Take the problem of opening a gate from a vehicle. Both my father and my brother live on gated properties, not because they’re rolling in so much dough, but because they live out in the sticks and keep livestock and pets that they can’t have wandering off. So they both have vehicle gates in their fences, and both gates are well removed from any source of municipal electricity.
Dad went to considerable expense to install an electric gate opener powered by a lead-acid battery kept up by a solar panel, which works just like a suburban garage door opener. Very convenient, in use, but expensive to install and with considerable maintenance troubles associated with the battery and the solar panel and the motor and the mechanics. My brother, on the other hand, opted for the minimal solution and has no opener at all. When he leaves in the morning and when he gets home at night, he has to stop at the gate, get out of the car, open the gate, drive through it, stop again, get out again, close the gate, and get back in the car before continuing on his way. A low-cost solution with basically zero maintenance, but he pays for it with inconvenience.

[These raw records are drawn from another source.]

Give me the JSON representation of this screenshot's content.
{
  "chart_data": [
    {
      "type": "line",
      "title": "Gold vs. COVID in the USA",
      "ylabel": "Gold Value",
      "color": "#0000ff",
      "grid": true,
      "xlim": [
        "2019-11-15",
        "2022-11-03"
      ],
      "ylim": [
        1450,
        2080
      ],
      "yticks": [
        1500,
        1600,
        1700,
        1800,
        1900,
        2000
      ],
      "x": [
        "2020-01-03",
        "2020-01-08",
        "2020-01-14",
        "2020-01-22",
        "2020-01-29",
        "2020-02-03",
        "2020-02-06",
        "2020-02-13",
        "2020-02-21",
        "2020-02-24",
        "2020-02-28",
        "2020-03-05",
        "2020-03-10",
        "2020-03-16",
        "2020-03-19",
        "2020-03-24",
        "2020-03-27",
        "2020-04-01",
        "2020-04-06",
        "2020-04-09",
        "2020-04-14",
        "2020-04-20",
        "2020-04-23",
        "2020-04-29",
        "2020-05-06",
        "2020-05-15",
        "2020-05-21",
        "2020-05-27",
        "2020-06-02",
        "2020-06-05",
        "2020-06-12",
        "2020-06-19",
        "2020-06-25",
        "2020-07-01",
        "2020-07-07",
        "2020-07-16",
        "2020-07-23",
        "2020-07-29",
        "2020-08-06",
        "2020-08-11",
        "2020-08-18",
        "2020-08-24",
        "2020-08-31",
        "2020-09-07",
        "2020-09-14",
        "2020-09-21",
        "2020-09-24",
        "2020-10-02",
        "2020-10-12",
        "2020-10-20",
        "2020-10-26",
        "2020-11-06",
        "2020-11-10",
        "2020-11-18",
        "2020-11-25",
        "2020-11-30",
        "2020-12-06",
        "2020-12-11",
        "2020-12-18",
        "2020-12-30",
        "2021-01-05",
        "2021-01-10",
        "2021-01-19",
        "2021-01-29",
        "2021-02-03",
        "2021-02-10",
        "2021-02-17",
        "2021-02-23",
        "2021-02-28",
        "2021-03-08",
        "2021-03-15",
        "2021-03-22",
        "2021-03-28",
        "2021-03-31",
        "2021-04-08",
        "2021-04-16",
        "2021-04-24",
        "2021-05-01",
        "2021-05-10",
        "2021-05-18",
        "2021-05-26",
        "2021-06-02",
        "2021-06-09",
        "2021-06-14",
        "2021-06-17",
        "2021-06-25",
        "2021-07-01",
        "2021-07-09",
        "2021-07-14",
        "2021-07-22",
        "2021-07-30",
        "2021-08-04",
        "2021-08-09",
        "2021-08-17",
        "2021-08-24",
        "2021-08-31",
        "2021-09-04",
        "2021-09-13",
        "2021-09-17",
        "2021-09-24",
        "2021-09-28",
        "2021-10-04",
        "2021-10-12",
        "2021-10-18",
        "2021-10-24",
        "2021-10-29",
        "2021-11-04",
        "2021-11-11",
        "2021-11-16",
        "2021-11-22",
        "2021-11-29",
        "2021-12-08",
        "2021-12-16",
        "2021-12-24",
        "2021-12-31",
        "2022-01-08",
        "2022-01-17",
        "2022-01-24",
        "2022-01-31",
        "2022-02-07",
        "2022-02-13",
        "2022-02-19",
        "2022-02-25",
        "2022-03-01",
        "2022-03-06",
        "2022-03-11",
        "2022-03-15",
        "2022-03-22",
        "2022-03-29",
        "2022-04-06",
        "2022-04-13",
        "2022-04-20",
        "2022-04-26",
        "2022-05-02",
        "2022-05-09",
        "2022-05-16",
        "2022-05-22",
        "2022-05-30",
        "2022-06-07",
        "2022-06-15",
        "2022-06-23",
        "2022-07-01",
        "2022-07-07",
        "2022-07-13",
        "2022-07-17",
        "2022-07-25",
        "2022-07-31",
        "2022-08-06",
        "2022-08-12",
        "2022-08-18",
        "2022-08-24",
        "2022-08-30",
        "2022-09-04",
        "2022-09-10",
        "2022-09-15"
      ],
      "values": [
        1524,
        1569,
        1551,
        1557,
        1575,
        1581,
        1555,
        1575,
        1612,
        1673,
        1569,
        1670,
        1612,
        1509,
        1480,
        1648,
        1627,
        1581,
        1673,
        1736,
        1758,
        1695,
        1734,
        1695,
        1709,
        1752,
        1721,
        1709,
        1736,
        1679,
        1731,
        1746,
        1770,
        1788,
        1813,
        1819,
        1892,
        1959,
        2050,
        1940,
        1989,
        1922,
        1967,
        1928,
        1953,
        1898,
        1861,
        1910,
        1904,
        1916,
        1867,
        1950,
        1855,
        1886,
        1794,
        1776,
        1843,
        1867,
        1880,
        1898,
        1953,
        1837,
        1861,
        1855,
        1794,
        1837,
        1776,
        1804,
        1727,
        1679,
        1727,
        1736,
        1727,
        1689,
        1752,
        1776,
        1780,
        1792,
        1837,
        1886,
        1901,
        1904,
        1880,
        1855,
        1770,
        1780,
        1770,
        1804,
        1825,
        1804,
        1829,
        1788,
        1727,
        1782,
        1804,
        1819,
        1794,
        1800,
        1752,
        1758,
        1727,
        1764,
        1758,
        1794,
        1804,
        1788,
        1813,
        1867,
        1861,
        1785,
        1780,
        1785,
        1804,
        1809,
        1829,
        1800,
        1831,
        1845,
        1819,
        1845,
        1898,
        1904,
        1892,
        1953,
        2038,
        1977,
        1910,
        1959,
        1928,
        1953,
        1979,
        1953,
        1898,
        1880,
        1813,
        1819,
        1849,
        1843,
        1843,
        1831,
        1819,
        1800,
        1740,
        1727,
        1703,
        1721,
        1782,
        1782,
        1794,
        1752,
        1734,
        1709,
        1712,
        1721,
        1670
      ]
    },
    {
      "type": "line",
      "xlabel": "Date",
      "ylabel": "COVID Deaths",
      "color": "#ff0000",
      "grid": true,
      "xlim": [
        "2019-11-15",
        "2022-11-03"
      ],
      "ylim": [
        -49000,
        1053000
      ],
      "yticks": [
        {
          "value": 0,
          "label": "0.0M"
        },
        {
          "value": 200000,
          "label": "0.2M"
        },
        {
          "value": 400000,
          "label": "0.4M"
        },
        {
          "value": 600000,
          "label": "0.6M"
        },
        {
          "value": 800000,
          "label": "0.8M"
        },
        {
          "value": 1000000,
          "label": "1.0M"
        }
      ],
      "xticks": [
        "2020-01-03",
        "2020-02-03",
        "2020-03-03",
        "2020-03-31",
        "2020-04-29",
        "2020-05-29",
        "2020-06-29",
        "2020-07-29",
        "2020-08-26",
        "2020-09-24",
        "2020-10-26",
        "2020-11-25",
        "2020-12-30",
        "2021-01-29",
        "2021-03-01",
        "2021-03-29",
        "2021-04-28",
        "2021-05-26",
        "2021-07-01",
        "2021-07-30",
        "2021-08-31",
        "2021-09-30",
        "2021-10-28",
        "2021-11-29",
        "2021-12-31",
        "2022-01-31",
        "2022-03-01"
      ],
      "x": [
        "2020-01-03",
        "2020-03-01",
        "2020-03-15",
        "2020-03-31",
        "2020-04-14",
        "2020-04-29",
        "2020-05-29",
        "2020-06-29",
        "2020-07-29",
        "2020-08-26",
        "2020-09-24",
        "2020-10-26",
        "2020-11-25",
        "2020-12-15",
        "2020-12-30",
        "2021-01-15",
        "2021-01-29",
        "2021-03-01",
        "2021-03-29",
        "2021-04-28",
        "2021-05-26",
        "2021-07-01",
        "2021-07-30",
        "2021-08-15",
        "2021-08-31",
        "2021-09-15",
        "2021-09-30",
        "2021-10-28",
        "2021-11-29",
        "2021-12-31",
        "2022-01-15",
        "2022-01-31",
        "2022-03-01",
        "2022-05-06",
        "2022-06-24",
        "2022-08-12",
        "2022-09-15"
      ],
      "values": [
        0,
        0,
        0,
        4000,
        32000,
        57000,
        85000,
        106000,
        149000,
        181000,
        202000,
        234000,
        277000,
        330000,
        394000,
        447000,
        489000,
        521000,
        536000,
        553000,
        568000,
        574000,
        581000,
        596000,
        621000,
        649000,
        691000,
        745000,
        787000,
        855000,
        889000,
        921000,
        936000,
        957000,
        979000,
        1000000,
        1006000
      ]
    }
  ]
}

Personally, I’ve always thought an intermediate solution would suit them both better–something purely mechanical, that would be cheaper and hardier than the radioservomechanical rig my Dad installed, and yet considerably more convenient than the get-out-and-do-it-yourself approach my brother has taken. Then last weekend I was browsing a use bookstore and happened upon a copy of George A. Martin’s Fences, Gates, and Bridges and How to Build Them, first published in 1900. It included the diagram shown above, with the accompanying explanation:
Figure 204 shows a gate balanced in a similar manner, and arranged so it can be opened by a person desiring to drive through, without leaving the vehicle. It is suspended by ropes which pass over pulleys near the top of long posts, and counterpoised by weights upon the other ends of the ropes. Small wheels are placed in the ends of the gate to move along the inside of the posts, and thus reduce the friction. The gate is raised by means of ropes attached to the center of the upper side of the gate, from which they pass up to pulleys in the center of the archway, and then out along horizontal arms at right angles to the bars which connect the tops of the posts. By pulling on the rope, the gate, which is but a trifle heavier than the balancing weights, is raised, and after the vehicle has passed, the gate falls of itself. In passing in the opposite direction, another rope is pulled, when the gate is raised as before.
Googling around reveals, of course, that nobody is selling any such device, that I can find, so if one wanted one it would have to be a custom job. I wonder about the possibility of a system that uses the weight of the vehicle to trip the mechanism instead of a rope. Anybody seen a purely mechanical gate opener in real life?